What’s “Aromanian?” Is It An “Arvanite?” Or Maybe A “Vlach?” The Mysteries of DNA (7-22-2016)

What’s “Aromanian?” Is It An “Arvanite?” The Mysteries of DNA

During the course of the DNA testing, we’ve run into an unusual match with two groups of ethnic Greeks.  One match is with people who carry the “Aromanain” genes – a group of shepherds who can be found along the Romanian-Greek border.  Anecdotally, P. Kamoutsis says that a group of Kamoutsis who live in Thiva (a town halfway between the ancestral village Plessa and Athens) may be part of another Greek ethnic group: the Arvanites (Greek-Albanians). Our DNA connections to both groups are distant,  possibly pre-dating the 1700s. 

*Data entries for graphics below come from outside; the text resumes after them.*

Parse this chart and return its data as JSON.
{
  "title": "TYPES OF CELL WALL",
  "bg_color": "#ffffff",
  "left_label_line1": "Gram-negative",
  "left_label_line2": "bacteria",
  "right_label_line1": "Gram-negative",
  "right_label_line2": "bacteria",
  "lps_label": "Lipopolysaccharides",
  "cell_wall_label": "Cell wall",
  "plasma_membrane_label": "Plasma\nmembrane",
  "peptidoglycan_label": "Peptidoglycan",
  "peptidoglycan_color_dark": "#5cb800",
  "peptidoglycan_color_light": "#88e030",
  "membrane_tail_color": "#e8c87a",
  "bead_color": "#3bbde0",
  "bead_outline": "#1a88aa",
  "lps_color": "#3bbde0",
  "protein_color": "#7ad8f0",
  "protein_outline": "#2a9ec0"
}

Kathy L’s family tree (to which we are also connected) has a distant connection to a Arvanite-Greek family from Sevediko. Their last name was “Arvanite” and they lived in a small town called Sevediko (Doriko today). The village was founded in the late 1700s by 8 families who fled from Northern Greece. 4 families went to Sevediko and 4 went to Strouza, another town nearby. The village of Sevediko was first registered in 1832 and by 1925 it had  370 people.   Many of them emigrated to the US in the early 1900s.
 
Both ethnic  groups have their own spoken language. They do not have a written language.  Both settled in the mountainous areas of northern Greece with some settlements in central Greece (which is where our family come from).  
Many Arvanites arrived during the 14th and 15th century when invited by the Franken rulers :”when they arrived they built a village directly on the vacated site of Delphi using the marble columns, structures etc. as support beams and roofs for their improvised houses. Later on toward the end of the 19th century the Greek state, wanting to cash in on the emerging tourism, invited the French archaeologists after a bid, to clear the site and transform Delfi into an open air museum. In 1893 the French archaeologist finally located the actual site. The Arvanite village of Kastri (now renamed Delphi) was moved several miles off the site of the temples on a new location.”
 
In 1907 authorities counted 410 Arvanite villages with a total population of 236,000 people. They estimate that between 2%-10%  of today’s Greek population have Arvanite heritage.